Annelise’s death is a devastating note to hit at the end of “EST Men,” one that sheds new light on the Jennings’ personal imperfections. People are used in spy games all the time on this show, but Philip intentionally put Annelise in harm’s way, a pawn sacrificed in order to capture a knight. In doing so, he calls into question all of his convictions regarding Paige’s future in espionage. There is no “but she’s my daughter” anymore, because let’s face it: Annelise was somebody’s daughter, too. This is a score for Philip the spy; for Philip the father, it’s an error.
- Hello, zdravstvuj, and welcome to The A.V. Club’s coverage of The Americans’ third season. I’m excited to be reviewing my favorite ongoing basic-cable drama (qualifications!) for the site, and I hope you’re looking forward to watching alongside me. As ever, if there’s something about the episode/show/review that you’d like to discuss with me further, I can be found on Twitter and/or contacted via numbers station. And now, the most important parts of the review:
- The Americans Wig Report, Season Three, Week One: B. Elizabeth carries the wig game this week, busting out a pair of looks that have her resembling recording artists from two separate eras of pop music. First the return of an old standby: Young John Denver:
Later, during her driver’s ed excursion, she takes on some bangs, keeps one foot in the ’80s while planting the other in the mid-2000s and the promo materials for Jenny Lewis’ Rabbit Fur Coat.
- The Americans Soundtrack Report, Season Three, Week One: C-. The only real disappointment of the season premiere is its failure to live up to the promise of FX’s Police-cribbing ad campaign. No period-appropriate Top 40 cuts or new wave favorites to be heard tonight, not from the West, at least: Could anyone identify the song playing in the background of the Clark-and-Martha scene?
- Was there any Mail Robot? No.
- Did anyone mention Mail Robot? No, but I bet it came up with a sick burn about Gaad’s bandaged face.
- Paige is the Jennings kid that “EST Men” is most interested in, but Henry shows up just long enough to remind us of his existence—and to tell his sister that he’s done watching that Hershey’s Kisses commercial with Jason Alexander. In what feels like a statement of her shifting priorities, Paige The Nuclear Disarmament Activist skips right past the news in favor of The Jeffersons.
- Martha is learning how to shoot a gun. That… doesn’t seem ominous at all, does it?

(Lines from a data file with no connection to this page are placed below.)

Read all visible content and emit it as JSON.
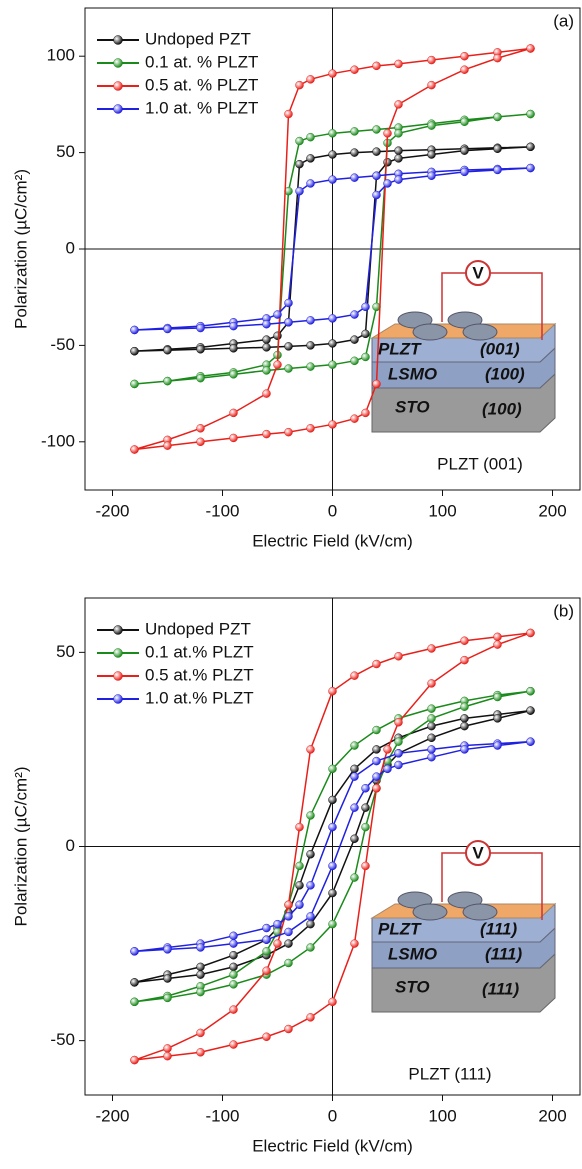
{
  "chart_data": [
    {
      "type": "line",
      "annotation": "(a)",
      "sample_label": "PLZT (001)",
      "xlabel": "Electric Field (kV/cm)",
      "ylabel": "Polarization (µC/cm²)",
      "xlim": [
        -225,
        225
      ],
      "ylim": [
        -125,
        125
      ],
      "xticks": [
        -200,
        -100,
        0,
        100,
        200
      ],
      "yticks": [
        -100,
        -50,
        0,
        50,
        100
      ],
      "legend": "upper left",
      "inset": {
        "top_layer": "PLZT",
        "top_orientation": "(001)",
        "middle_layer": "LSMO",
        "middle_orientation": "(100)",
        "bottom_layer": "STO",
        "bottom_orientation": "(100)",
        "meter": "V"
      },
      "x": [
        180,
        150,
        120,
        90,
        60,
        40,
        20,
        0,
        -20,
        -30,
        -40,
        -50,
        -60,
        -90,
        -120,
        -150,
        -180,
        -180,
        -150,
        -120,
        -90,
        -60,
        -40,
        -20,
        0,
        20,
        30,
        40,
        50,
        60,
        90,
        120,
        150,
        180
      ],
      "series": [
        {
          "name": "Undoped PZT",
          "color": "#111111",
          "values": [
            53,
            52.5,
            52,
            51.5,
            51,
            50.5,
            50,
            49,
            47,
            44,
            -38,
            -45,
            -47,
            -49,
            -51,
            -52,
            -53,
            -53,
            -52.5,
            -52,
            -51.5,
            -51,
            -50.5,
            -50,
            -49,
            -47,
            -44,
            38,
            45,
            47,
            49,
            51,
            52,
            53
          ]
        },
        {
          "name": "0.1 at. % PLZT",
          "color": "#1a8a1a",
          "values": [
            70,
            68.5,
            67,
            65,
            63,
            62,
            61,
            60,
            58,
            56,
            30,
            -55,
            -60,
            -64,
            -66,
            -68.5,
            -70,
            -70,
            -68.5,
            -67,
            -65,
            -63,
            -62,
            -61,
            -60,
            -58,
            -56,
            -30,
            55,
            60,
            64,
            66,
            68.5,
            70
          ]
        },
        {
          "name": "0.5 at. % PLZT",
          "color": "#e8201a",
          "values": [
            104,
            102,
            100,
            98,
            96,
            95,
            93,
            91,
            88,
            85,
            70,
            -60,
            -75,
            -85,
            -93,
            -99,
            -104,
            -104,
            -102,
            -100,
            -98,
            -96,
            -95,
            -93,
            -91,
            -88,
            -85,
            -70,
            60,
            75,
            85,
            93,
            99,
            104
          ]
        },
        {
          "name": "1.0 at. % PLZT",
          "color": "#2020e0",
          "values": [
            42,
            41.5,
            41,
            40,
            39,
            38,
            37,
            36,
            34,
            30,
            -28,
            -34,
            -36,
            -38,
            -40,
            -41,
            -42,
            -42,
            -41.5,
            -41,
            -40,
            -39,
            -38,
            -37,
            -36,
            -34,
            -30,
            28,
            34,
            36,
            38,
            40,
            41,
            42
          ]
        }
      ]
    },
    {
      "type": "line",
      "annotation": "(b)",
      "sample_label": "PLZT (111)",
      "xlabel": "Electric Field (kV/cm)",
      "ylabel": "Polarization (µC/cm²)",
      "xlim": [
        -225,
        225
      ],
      "ylim": [
        -64,
        64
      ],
      "xticks": [
        -200,
        -100,
        0,
        100,
        200
      ],
      "yticks": [
        -50,
        0,
        50
      ],
      "legend": "upper left",
      "inset": {
        "top_layer": "PLZT",
        "top_orientation": "(111)",
        "middle_layer": "LSMO",
        "middle_orientation": "(111)",
        "bottom_layer": "STO",
        "bottom_orientation": "(111)",
        "meter": "V"
      },
      "x": [
        180,
        150,
        120,
        90,
        60,
        40,
        20,
        0,
        -20,
        -30,
        -40,
        -50,
        -60,
        -90,
        -120,
        -150,
        -180,
        -180,
        -150,
        -120,
        -90,
        -60,
        -40,
        -20,
        0,
        20,
        30,
        40,
        50,
        60,
        90,
        120,
        150,
        180
      ],
      "series": [
        {
          "name": "Undoped PZT",
          "color": "#111111",
          "values": [
            35,
            34,
            33,
            31,
            28,
            25,
            20,
            12,
            -2,
            -10,
            -17,
            -21,
            -24,
            -28,
            -31,
            -33,
            -35,
            -35,
            -34,
            -33,
            -31,
            -28,
            -25,
            -20,
            -12,
            2,
            10,
            17,
            21,
            24,
            28,
            31,
            33,
            35
          ]
        },
        {
          "name": "0.1 at.% PLZT",
          "color": "#1a8a1a",
          "values": [
            40,
            39,
            37.5,
            35.5,
            33,
            30,
            26,
            20,
            8,
            -5,
            -15,
            -22,
            -27,
            -33,
            -36,
            -38.5,
            -40,
            -40,
            -39,
            -37.5,
            -35.5,
            -33,
            -30,
            -26,
            -20,
            -8,
            5,
            15,
            22,
            27,
            33,
            36,
            38.5,
            40
          ]
        },
        {
          "name": "0.5 at.% PLZT",
          "color": "#e8201a",
          "values": [
            55,
            54,
            53,
            51,
            49,
            47,
            44,
            40,
            25,
            5,
            -15,
            -25,
            -32,
            -42,
            -48,
            -52,
            -55,
            -55,
            -54,
            -53,
            -51,
            -49,
            -47,
            -44,
            -40,
            -25,
            -5,
            15,
            25,
            32,
            42,
            48,
            52,
            55
          ]
        },
        {
          "name": "1.0 at.% PLZT",
          "color": "#2020e0",
          "values": [
            27,
            26.5,
            26,
            25,
            24,
            22,
            18,
            5,
            -10,
            -15,
            -18,
            -20,
            -21,
            -23,
            -25,
            -26,
            -27,
            -27,
            -26.5,
            -26,
            -25,
            -24,
            -22,
            -18,
            -5,
            10,
            15,
            18,
            20,
            21,
            23,
            25,
            26,
            27
          ]
        }
      ]
    }
  ]
}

- On the serialized front, Gaad may have gotten a face-full of his own weapon, but there’s still a victory for his team: A woman with a lot of knowledge about the Soviet side of Soviet-U.S. relations is either defecting or agreeing to cooperate with the Reagan administration. Apparently she works for the U.S.S.R.’s U.S.-Canada Institute. “What’s the U.S.-Canada Institute?” one of the FBI guys asks. “I’ll tell you later,” Stan helpfully replies. (Though it remains in operation today, The Institute for U.S. And Canada Studies’ Cold War function saw it advising Moscow on its North American foreign policy.)